EU vows transparency in bank stress tests
EU finance ministers scrambled on Tuesday to ease market concerns over the health of European banks, vowing that results of tests on their ability to survive a new economic crisis would be transparent.
European officials hope results of tests on 91 banks accounting for 65 percent of the European banking system will reassure investors worried that some lenders may have hidden the extent of their exposure to bad debt.
Belgian Finance Minister Didier Reynders, whose country holds the rotating EU presidency, said his counterparts had agreed at a meeting in Brussels to coordinate the July 23 release of the test results.
"The desire is to do it in the most transparent way as possible, including by presenting the exposure of different institutions to sovereign debt," he told a news conference.
"The objective is to have a presentation (of test results) that gives the greatest guarantees of credibility to the institutions," he said.
British finance minister George Osborne said it was also crucial for EU states to have "credible plans" ready to assist banks in case some of them fail the tests and need fresh funds to bolster their balance sheets.
"I'm not suggesting that any institutions will necessarily look vulnerable but if any do, then we need to be able to stand by them," Osborne said.
The health of the European banking sector has come under sharp focus from investors worried that they might have been hit hard by Europe's sovereign debt crisis.
Markets want full disclosure of the results and finance ministers have denied that there has been any desire to craft the tests in ways that would ensure positive scores for the banks.
"I made the point as did others that, obviously, credibility is central in this exercise and we needed open, transparent stress tests that commanded the support of the markets," Osborne said.
Some economists have warned that the tests would show that some European banks need fresh capital.
EU Economic Affairs Commissioner Olli Rehn said he was confident that the European banking system was "strong and resilient."
But Rehn added that governments "should have national funds for recapitalisation or national guarantees for recapitalisation" in case the tests turn out negative.
Luxembourg Finance Minister Luc Frieden said state intervention to help banks would be a last resort.
"It is first up to the banks themselves to see how they can boost their funds," Frieden said.
The debt crisis forced European governments to bail out Greece and set up a 750-billion-euro (950-billion-dollar) loan package with the International Monetary Fund to help any other state that may need the help.
Eurozone finance ministers meanwhile pressed Slovakia to stop blocking activation of the financial safety net.
Sovakia wants to renegotiate its share of the package and Finance Minister Ivan Miklos said he was hopeful his government would make a decision on Wednesday.
The finance ministers also moved forward in efforts to set up pan-European watchdogs for the financial industry after easing British fears over the powers to be entrusted to the new agencies.

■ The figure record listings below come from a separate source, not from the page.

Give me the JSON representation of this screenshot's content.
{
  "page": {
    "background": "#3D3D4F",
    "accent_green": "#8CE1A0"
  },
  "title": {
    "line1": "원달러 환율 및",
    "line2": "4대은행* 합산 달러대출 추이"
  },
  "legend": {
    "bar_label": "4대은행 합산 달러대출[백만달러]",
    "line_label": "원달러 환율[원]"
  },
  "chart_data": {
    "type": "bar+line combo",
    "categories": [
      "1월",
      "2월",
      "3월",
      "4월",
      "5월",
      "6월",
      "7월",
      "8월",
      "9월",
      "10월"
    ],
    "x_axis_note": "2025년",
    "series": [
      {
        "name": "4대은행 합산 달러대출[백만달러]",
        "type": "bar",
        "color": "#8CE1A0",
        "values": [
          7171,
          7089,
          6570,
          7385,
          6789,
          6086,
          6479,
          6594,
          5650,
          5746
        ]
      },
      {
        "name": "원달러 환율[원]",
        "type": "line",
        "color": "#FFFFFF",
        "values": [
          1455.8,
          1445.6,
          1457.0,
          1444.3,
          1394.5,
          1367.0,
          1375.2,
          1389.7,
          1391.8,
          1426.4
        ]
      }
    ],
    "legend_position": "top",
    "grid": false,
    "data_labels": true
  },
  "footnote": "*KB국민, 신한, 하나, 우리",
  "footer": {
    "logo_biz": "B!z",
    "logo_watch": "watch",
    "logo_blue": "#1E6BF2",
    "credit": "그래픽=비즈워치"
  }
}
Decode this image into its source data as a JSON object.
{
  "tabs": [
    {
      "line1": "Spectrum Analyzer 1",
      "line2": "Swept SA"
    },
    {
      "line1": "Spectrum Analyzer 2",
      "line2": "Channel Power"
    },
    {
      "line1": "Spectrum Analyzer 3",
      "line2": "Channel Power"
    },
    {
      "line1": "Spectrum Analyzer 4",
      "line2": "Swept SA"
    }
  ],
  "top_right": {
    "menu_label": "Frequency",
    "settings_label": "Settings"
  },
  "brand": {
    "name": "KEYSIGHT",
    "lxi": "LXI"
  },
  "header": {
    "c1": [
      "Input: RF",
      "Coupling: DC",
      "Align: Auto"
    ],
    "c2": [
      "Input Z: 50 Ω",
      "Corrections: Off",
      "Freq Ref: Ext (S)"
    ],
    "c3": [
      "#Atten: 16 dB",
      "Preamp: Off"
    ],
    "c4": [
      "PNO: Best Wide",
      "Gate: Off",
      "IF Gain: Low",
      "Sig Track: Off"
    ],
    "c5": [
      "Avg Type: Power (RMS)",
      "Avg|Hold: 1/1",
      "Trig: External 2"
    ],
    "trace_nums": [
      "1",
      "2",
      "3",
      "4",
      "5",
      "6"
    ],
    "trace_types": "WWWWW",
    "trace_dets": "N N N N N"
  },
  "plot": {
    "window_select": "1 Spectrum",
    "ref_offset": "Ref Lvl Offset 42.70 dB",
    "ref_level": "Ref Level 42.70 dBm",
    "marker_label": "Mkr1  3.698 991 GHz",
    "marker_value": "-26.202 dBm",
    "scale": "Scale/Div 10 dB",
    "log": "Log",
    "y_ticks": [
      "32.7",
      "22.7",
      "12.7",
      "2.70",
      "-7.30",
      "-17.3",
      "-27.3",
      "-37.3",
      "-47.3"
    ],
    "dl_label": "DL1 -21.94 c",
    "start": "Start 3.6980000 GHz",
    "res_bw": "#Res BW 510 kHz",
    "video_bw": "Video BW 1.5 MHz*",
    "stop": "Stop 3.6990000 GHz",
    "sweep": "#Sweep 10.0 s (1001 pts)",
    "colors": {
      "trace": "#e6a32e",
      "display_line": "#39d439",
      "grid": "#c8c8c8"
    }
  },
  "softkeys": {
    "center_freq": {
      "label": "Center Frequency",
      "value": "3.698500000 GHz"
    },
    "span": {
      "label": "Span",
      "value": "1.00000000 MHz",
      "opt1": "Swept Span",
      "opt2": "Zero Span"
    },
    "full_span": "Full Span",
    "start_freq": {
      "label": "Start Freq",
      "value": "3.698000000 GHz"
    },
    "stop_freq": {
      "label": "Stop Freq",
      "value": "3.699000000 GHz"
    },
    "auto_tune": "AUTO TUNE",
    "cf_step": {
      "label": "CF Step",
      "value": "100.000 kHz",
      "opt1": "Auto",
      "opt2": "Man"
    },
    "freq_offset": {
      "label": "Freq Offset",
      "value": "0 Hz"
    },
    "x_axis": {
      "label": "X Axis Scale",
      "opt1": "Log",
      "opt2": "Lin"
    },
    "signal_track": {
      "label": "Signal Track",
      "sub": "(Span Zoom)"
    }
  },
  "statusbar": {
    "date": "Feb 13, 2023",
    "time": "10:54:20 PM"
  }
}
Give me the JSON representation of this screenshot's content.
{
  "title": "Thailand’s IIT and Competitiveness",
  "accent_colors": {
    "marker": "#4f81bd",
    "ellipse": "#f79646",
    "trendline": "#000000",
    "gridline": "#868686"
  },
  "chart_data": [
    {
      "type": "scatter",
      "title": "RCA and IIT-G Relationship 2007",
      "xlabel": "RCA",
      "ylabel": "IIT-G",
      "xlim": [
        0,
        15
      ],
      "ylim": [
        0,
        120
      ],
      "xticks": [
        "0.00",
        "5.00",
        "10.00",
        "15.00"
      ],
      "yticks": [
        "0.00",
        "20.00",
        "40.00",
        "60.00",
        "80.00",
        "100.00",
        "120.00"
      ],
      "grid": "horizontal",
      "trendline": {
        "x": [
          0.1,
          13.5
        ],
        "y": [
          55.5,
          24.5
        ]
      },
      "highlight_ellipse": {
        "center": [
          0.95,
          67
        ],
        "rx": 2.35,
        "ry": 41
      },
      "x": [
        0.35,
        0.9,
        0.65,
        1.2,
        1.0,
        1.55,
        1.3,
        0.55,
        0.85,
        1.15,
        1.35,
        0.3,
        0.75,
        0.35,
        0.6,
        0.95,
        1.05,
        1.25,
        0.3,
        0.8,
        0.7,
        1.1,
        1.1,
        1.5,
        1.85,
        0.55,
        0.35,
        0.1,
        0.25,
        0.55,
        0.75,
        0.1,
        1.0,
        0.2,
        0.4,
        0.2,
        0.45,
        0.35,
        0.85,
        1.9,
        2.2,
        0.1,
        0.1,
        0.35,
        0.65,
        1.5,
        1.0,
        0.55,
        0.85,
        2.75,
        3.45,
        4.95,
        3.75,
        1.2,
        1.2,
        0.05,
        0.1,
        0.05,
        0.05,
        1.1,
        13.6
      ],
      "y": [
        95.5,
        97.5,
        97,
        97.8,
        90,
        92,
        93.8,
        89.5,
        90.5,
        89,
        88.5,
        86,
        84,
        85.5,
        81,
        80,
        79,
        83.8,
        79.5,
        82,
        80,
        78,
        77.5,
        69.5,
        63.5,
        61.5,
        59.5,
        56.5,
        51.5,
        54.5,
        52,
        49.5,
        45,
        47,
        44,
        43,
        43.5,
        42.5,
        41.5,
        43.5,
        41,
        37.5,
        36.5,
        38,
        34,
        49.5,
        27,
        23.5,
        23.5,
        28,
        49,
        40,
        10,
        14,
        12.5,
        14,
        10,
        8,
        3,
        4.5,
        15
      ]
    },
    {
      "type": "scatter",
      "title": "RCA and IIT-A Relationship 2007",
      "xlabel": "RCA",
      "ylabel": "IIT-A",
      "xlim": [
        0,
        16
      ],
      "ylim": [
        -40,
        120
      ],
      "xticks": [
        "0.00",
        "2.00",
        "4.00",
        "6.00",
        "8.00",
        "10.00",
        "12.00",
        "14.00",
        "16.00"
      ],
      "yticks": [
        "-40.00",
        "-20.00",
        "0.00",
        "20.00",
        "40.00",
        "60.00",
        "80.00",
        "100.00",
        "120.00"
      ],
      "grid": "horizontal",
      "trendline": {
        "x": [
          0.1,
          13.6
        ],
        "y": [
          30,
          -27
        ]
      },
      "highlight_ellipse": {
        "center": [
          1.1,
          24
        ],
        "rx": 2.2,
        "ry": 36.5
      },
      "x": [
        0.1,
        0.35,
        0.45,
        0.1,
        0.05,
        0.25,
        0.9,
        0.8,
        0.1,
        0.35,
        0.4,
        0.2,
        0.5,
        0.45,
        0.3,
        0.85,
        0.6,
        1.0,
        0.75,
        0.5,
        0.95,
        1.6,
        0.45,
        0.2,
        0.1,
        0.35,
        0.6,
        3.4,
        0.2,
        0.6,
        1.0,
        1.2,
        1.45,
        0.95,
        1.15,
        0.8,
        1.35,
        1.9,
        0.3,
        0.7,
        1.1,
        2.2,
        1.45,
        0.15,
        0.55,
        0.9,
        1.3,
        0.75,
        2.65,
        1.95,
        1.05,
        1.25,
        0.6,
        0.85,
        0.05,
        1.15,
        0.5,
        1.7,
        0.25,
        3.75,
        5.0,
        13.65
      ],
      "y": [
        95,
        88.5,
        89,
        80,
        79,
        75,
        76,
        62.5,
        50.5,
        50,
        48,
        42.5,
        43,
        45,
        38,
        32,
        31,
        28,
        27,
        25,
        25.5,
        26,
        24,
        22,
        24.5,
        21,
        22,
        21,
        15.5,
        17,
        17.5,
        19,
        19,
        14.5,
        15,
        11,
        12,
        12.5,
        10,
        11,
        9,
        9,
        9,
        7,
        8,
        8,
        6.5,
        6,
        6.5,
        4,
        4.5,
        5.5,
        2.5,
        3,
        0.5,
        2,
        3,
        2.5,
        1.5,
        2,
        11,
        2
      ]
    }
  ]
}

Last week, the EU parliament postponed until September a vote on the supervisory bodies, to give negotiators more time to reach a deal.
The finance ministers entrusted Belgium with a new mandate to negotiate with the European parliament in the hope of reaching a deal and activating the agencies, which will oversee banks, insurers and markets, in early 2011.
Britain, home to one of the world's biggest financial centres in London, has insisted that the decisions of the European agencies should never interfere with a country's fiscal sovereignty.
"We made considerable progress on the whole issue of supervision," Osborne said. "We absolutely maintained the importance of decisions not impinging on the fiscal sovereignty of member states."